How dinosaur blood vessels are preserved through the ages
A team of scientists led by Elizabeth Boatman at the University of Wisconsin Stout used infrared and X-ray imaging and spectromicroscopy performed at Berkeley Lab's Advanced Light Source (ALS) to demonstrate how soft tissue structures may be preserved in dinosaur bones—countering the long-standing scientific dogma that protein-based body parts cannot survive more than 1 million years.
In their paper, now published in Scientific Reports, the team analyzed a sample from a 66-million-year-old Tyrannosaurus rex tibia to provide evidence that vertebrate blood vessels—collagen and elastin structures that don't fossilize like mineral-based bone—may persist across geologic time through two natural, protein-fusing "cross-linking" processes called Fenton chemistry and glycation.
First, the scientists used imaging, diffraction, spectroscopy, and immunohistochemistry to establish that structures present in the sample are indeed the animal's original collagen-based tissue. Then, Berkeley Lab co-authors Hoi-Ying Holman and Sirine Fakra respectively performed synchrotron radiation-based Fourier-transform infrared spectromicroscopy (SR-FTIR) to examine how the cross-linked collagen molecules were arranged, and X-ray fluorescence (XRF) mapping to analyze the distribution and types of metal present in T. rex vessels.
"SR-FTIR takes images and spectra of the same sample, and so you can reveal the distribution of protein-folding patterns, which helps to identify the possible cross-linking mechanisms," said Holman, director of the Berkeley Synchrotron Infrared Structural Biology (BSISB) Imaging Program. Fenton chemistry and glycation are both non-enzymatic reactions—meaning they can occur in deceased organisms—that are driven by the iron present in the body.
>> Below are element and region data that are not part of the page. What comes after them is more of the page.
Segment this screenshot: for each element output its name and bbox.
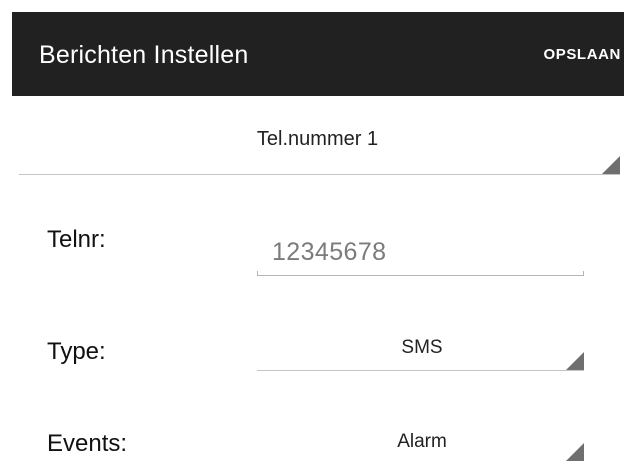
- telnr-input-value: 12345678: [272, 238, 387, 266]
- phone-number-profile-spinner[interactable]: Tel.nummer 1: [19, 122, 620, 175]
- dropdown-triangle-icon: [566, 443, 584, 461]
- events-spinner-value: Alarm: [397, 431, 447, 452]
- save-button[interactable]: OPSLAAN: [543, 45, 621, 65]
- dropdown-triangle-icon: [602, 156, 620, 174]
- events-spinner[interactable]: Alarm: [257, 424, 584, 461]
- type-spinner-value: SMS: [401, 337, 443, 358]
- dropdown-triangle-icon: [566, 352, 584, 370]
- profile-spinner-value: Tel.nummer 1: [256, 128, 379, 150]
- type-label: Type:: [47, 338, 106, 365]
- status-strip: [0, 0, 624, 12]
- telnr-input[interactable]: 12345678: [257, 228, 584, 276]
- input-underline: [257, 275, 584, 276]
- screen: Berichten Instellen OPSLAAN Tel.nummer 1…: [0, 0, 624, 461]
- events-label: Events:: [47, 430, 128, 457]
- page-title: Berichten Instellen: [39, 41, 249, 69]
- input-underline-tick-right: [583, 271, 584, 276]
- telnr-label: Telnr:: [47, 226, 106, 253]
- input-underline-tick-left: [257, 271, 258, 276]
- action-bar: Berichten Instellen OPSLAAN: [12, 12, 624, 96]
- type-spinner[interactable]: SMS: [257, 328, 584, 371]
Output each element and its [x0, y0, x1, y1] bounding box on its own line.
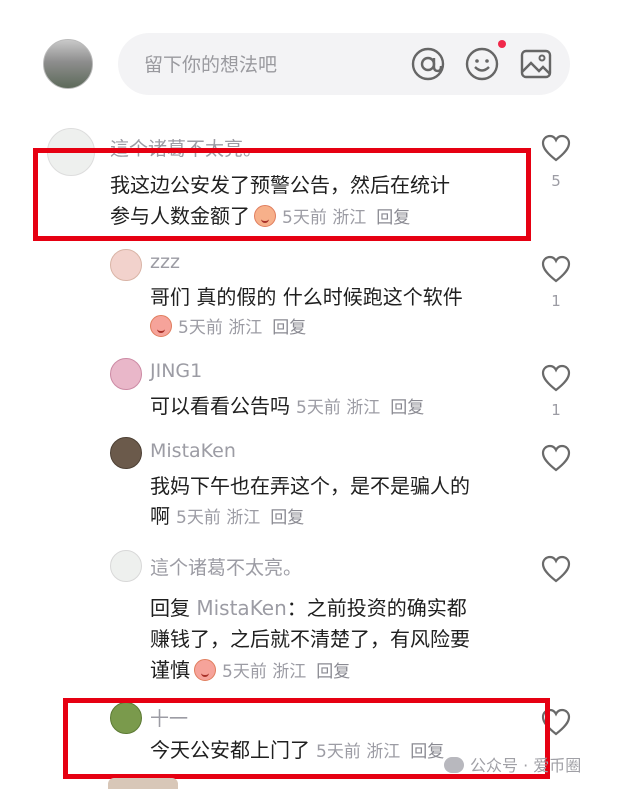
- emoji-sticker: [194, 659, 216, 681]
- comment-text-line-2: 赚钱了，之后就不清楚了，有风险要: [150, 627, 470, 651]
- comment-text: 可以看看公告吗: [150, 394, 290, 418]
- like-icon[interactable]: [541, 134, 571, 162]
- reply-to-user[interactable]: MistaKen: [196, 596, 286, 620]
- like-icon[interactable]: [541, 255, 571, 283]
- comment-text: ：之前投资的确实都: [286, 596, 467, 620]
- image-icon[interactable]: [518, 46, 554, 82]
- comment-author[interactable]: MistaKen: [150, 440, 236, 462]
- comment-text-line-2: 参与人数金额了 5天前 浙江 回复: [110, 201, 410, 234]
- like-icon[interactable]: [541, 444, 571, 472]
- comment-meta: 5天前 浙江 回复: [316, 742, 445, 762]
- like-icon[interactable]: [541, 364, 571, 392]
- comment-meta: 5天前 浙江 回复: [282, 208, 411, 228]
- like-icon[interactable]: [541, 555, 571, 583]
- reply-button[interactable]: 回复: [410, 742, 444, 762]
- reply-button[interactable]: 回复: [316, 662, 350, 682]
- comment-author[interactable]: 這个诸葛不太亮。: [150, 553, 302, 580]
- comment-text: 啊: [150, 504, 170, 528]
- comment-author[interactable]: JING1: [150, 360, 202, 382]
- avatar[interactable]: [110, 358, 142, 390]
- comment-text-line: 回复 MistaKen：之前投资的确实都: [150, 593, 467, 624]
- at-icon[interactable]: [410, 46, 446, 82]
- user-avatar[interactable]: [43, 39, 93, 89]
- reply-prefix: 回复: [150, 596, 190, 620]
- avatar[interactable]: [47, 128, 95, 176]
- comment-text-line: 我这边公安发了预警公告，然后在统计: [110, 173, 450, 197]
- comment-input[interactable]: 留下你的想法吧: [118, 33, 570, 95]
- comment-text: 今天公安都上门了: [150, 738, 310, 762]
- comment-text: 谨慎: [150, 658, 190, 682]
- comment-text-line: 可以看看公告吗 5天前 浙江 回复: [150, 391, 424, 424]
- notification-dot: [498, 40, 506, 48]
- reply-button[interactable]: 回复: [270, 508, 304, 528]
- reply-button[interactable]: 回复: [272, 318, 306, 338]
- wechat-icon: [444, 757, 464, 773]
- comment-author[interactable]: 十一: [150, 704, 188, 731]
- comment-meta: 5天前 浙江 回复: [178, 318, 307, 338]
- reply-button[interactable]: 回复: [376, 208, 410, 228]
- avatar[interactable]: [110, 702, 142, 734]
- reply-button[interactable]: 回复: [390, 398, 424, 418]
- emoji-icon[interactable]: [464, 46, 500, 82]
- comment-meta-line: 5天前 浙江 回复: [150, 311, 306, 344]
- comment-author[interactable]: zzz: [150, 251, 180, 273]
- emoji-sticker: [150, 315, 172, 337]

"The XRF microprobe revealed the presence of finely crystalline goethite, a very stable iron oxyhydroxide mineral, on the vessels that likely contributed to the preservation of organic molecules," said Fakra, an ALS research scientist.
The authors believe that the cross-linking reactions they found evidence of, combined with the protection offered from being surrounded by dense mineralized bone, can explain how original soft tissues persist.